Stansted’s Executive & Business Aviation Support (EBAS) put itself into voluntary liquidation and made staff redundant last year, after the Civil Aviation Authority (CAA) rescinded its aircraft maintenance licence.
The firm’s parent company EBAS Diamond Holdings is owned by oil magnate Prince Arthur Eze – reputed to be one of the richest men in Africa.
But former employees say they are still owed wages and holiday pay as well as their redundancy package nearly a year after they were laid off, despite courts ordering the company to pay out.
A spokesman for David Rubin & Partners confirmed that Paul Appleton, a partner at the firm, had been appointed as liquidator but said he was not yet in a position to comment on allegations regarding how the company’s staff had been treated.
The spokesman said the liquidator has a legal obligation to realise assets for stakeholders – which include former employees. He said Mr Appleton is already in a “productive dialogue” with staff in order to address their concerns.
The employees were laid off in November 2019 after the CAA took away EBAS’ Part 145 approval.
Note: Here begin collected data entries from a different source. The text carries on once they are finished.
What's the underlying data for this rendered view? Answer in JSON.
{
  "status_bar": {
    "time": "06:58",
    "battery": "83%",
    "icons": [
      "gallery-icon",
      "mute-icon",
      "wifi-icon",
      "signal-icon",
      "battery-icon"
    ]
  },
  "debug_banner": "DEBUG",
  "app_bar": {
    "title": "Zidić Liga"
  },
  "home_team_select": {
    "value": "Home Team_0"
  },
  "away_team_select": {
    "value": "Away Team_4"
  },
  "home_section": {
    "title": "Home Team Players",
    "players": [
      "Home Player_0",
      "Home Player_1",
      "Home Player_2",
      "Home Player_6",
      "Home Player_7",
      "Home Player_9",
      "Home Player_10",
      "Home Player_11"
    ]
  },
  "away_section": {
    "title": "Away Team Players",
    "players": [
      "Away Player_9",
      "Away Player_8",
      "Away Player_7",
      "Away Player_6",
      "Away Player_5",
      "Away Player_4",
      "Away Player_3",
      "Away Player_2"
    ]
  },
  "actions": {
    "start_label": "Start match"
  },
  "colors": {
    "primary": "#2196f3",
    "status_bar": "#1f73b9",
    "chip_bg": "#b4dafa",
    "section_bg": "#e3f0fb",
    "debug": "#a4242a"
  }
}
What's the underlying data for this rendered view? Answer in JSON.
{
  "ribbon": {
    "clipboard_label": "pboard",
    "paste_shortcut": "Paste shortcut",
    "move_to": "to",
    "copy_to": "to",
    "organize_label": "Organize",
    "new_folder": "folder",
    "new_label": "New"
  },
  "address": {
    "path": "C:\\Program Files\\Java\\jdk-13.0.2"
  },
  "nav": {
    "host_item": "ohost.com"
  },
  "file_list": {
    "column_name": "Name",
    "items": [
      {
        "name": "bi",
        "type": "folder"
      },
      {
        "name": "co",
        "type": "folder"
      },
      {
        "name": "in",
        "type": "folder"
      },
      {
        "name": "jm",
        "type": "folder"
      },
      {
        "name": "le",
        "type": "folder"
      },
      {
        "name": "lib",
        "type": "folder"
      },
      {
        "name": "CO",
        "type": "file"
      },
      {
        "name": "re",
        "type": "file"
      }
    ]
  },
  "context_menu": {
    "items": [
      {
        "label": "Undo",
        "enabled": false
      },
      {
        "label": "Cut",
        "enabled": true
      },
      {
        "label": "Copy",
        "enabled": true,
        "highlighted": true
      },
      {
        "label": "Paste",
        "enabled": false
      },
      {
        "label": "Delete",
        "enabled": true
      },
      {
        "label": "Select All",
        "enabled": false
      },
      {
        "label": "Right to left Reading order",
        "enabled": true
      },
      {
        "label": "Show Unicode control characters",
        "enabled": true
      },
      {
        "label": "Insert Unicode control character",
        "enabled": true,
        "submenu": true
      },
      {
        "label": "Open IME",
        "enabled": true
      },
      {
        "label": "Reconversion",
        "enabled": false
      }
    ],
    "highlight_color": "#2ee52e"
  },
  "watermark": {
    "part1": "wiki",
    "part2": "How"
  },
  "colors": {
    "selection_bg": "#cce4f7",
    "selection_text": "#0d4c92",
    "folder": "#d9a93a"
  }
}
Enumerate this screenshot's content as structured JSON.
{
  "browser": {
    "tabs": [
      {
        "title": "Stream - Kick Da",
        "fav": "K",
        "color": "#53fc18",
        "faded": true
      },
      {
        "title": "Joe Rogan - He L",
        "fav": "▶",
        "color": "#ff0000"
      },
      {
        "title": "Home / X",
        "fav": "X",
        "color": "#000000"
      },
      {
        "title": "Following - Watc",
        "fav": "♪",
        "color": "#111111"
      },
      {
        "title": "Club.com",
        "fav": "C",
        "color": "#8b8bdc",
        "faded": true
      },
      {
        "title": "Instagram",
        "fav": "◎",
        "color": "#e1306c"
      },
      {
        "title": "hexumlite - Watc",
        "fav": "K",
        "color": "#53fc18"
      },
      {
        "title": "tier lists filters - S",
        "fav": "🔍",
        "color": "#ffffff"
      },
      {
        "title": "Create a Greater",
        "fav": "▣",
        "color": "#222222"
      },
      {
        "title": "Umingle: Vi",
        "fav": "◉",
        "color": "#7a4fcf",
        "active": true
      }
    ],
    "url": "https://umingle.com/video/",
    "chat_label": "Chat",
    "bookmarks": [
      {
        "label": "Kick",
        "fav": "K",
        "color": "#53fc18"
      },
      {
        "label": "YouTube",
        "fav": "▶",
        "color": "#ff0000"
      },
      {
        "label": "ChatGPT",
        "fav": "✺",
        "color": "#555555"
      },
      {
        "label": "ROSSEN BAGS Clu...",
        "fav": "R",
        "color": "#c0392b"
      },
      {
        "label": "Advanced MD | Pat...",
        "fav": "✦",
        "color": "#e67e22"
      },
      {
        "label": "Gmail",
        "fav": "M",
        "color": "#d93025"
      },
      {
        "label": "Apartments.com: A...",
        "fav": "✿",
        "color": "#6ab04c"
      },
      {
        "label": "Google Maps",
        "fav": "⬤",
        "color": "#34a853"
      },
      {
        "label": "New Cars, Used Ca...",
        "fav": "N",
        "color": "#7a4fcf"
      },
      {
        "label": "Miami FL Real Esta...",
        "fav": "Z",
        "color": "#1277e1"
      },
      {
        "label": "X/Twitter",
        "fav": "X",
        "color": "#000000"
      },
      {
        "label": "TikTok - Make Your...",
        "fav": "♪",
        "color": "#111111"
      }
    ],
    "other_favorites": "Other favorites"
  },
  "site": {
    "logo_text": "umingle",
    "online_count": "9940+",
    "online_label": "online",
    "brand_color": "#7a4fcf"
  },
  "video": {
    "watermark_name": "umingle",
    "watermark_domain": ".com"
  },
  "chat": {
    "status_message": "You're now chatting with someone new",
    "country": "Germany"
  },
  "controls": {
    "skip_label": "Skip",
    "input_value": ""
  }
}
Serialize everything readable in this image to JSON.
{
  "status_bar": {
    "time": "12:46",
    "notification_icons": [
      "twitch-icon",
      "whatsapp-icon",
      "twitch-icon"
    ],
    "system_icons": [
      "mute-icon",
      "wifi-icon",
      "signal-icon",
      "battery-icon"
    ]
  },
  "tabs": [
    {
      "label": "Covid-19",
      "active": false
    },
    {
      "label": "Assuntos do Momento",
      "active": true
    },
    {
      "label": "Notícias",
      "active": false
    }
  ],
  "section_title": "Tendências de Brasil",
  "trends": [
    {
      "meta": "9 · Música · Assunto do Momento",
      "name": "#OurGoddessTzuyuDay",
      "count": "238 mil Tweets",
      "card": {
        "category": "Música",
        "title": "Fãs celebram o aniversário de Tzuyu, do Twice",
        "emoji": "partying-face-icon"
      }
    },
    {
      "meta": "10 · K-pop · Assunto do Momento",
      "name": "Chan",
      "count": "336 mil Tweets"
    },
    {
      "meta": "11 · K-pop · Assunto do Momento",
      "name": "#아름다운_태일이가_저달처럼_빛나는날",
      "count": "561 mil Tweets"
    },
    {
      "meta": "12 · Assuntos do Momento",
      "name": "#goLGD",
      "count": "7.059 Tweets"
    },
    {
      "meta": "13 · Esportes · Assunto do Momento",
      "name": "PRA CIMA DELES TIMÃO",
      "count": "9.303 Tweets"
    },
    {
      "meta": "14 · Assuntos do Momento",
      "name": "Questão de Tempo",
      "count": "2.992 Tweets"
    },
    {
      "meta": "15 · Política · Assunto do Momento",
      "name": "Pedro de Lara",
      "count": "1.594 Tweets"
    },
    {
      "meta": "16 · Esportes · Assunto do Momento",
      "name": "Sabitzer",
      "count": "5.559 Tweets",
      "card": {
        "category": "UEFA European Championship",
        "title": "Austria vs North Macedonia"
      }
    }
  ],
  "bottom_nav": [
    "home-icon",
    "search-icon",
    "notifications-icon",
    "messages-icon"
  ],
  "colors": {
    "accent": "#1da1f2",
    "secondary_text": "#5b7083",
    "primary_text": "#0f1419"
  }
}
Staff says they were assured at the time they would be paid as normal.
Employees were then not paid in December, but were told they had done nothing wrong and wages would be processed when the business had funds.
In February the former employees were sent P45s, but still received no payout from the company.
After launching union claims in April some employees were allegedly offered £5,000 if they dropped their case.
One said: “It was either a phone call for some people, or face-to-face with other. There was nothing in writing.
“It was all based on ‘If you stop your claim now with the union we’ll pay you this money’.
“That £5,000 barely covers your pension payments that weren’t paid. Your month’s salary that wasn’t paid.
“You might end up with £1,000 or £1,500 on top instead of your redundancy package.”
The former employee said none of the droves of claimants had taken the deal.